Follow our style guide: How to wear purples and lilacs?


Purple is in for quite a while now. First in the catwalks and catalogues, and little by little we see it also more on the streets. Not maybe the easiest colour to choose for most of us, and often it is one of those 'love or hate' colours. But actually you can do a lot of nice combinations with purple or the lighter lilac. If you are afraid to invest directly in bigger pieces, try what accessories would do, maybe a soft lilac beanie, or a scarf, and start small.


Here we have combined a mid purple soft jumper and teal green trousers. You can of course pick up different tones of both colours. Safe and easy way is to use together one dark colour and one lighter colour. For example dark green with lighter lilac, or deep purple with mint green. These looks would be quite balanced yet interesting.

For bolder looks you can combine dark green with dark purple, or both colours with lighter variants. Test and see, whether it suits you.


Have to admit, this combination is also bold, but nevertheless quite stunning. We chose a turtleneck in deep purple, and bright cheerful vintage inspired trousers in pumpkin orange, and to finish it up also a scarf by Wolvis. To tone these colours down, try combining with lilac or more muted terracotta.


Here you can go in many ways. Try pale pastel blue with dark purple, can be stunning. Or like here take a dark blue jumper and combine with lilac trousers. Exciting, but accessible and not too over the top.

If you want to add a third colour in this scheme, try out different greens.


In this look we went all the way with lighter tones, and we added ecru to the combination of lilac and mustard. The lilac T-shirt has a nice subtle print, the trousers actually combine with different colours as well as for example black. The scarf adds more mustard yellow to the pallet.

As an alternative you can also choose to combine darker mustard, and maybe even darker purple. Instead of ecru you can go for beige as additional neutral colour, or even darker brown would be ok.


Here we opted also for a lighter tones, caramel brown and lilac. The T-shirt comes in lilac, the trousers are melange caramel, in flannel, and both colours return in the soft toned sneakers.

You can also try to combine lilac with darker browns like cognac - can be quite stunning - or chocolate brown. 

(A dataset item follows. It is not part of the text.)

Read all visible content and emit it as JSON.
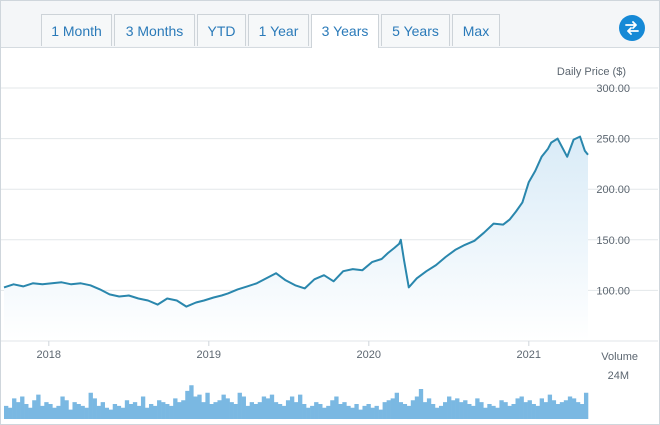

Grey combines beautiful with strong colours. Here we just added some magenta sneakers to add interest in a monochrome outfit with a T-shirt and trousers. You can add any purple tone to grey, just test what you like.


Storng and sweet combination, of a jumper and pink corduroy trousers, for if you like a little more colours. Here you can also test different tints of purple combined with different pink. Try for example dusty pink with strong purple. Or the same pink with lilac, both can be beautiful together, but very different. We combined soft warm pink again with the mid toned purple.


These colours can clash but if you are not afraid some bold styles, this combination can be just your new favourite. We went for bright red jumper, again with the lilac trousers, but you try even darker purples here. 

* On the prices we use the concept price per wear, this calculated per 30 wears. For most of the clothing at least we hope that they will be worn much more than this, but on average we fall too often behind of this target, according to studies. The 30 wears minimum is a good start, to justify the ecological footprint of the garment. And for us as consumers a new way to consider how much we wear our clothing, and how much the cost of our clothing is per wear, instead of only looking at the purchase price, which may encourage us to buy lower quality at a cheaper price.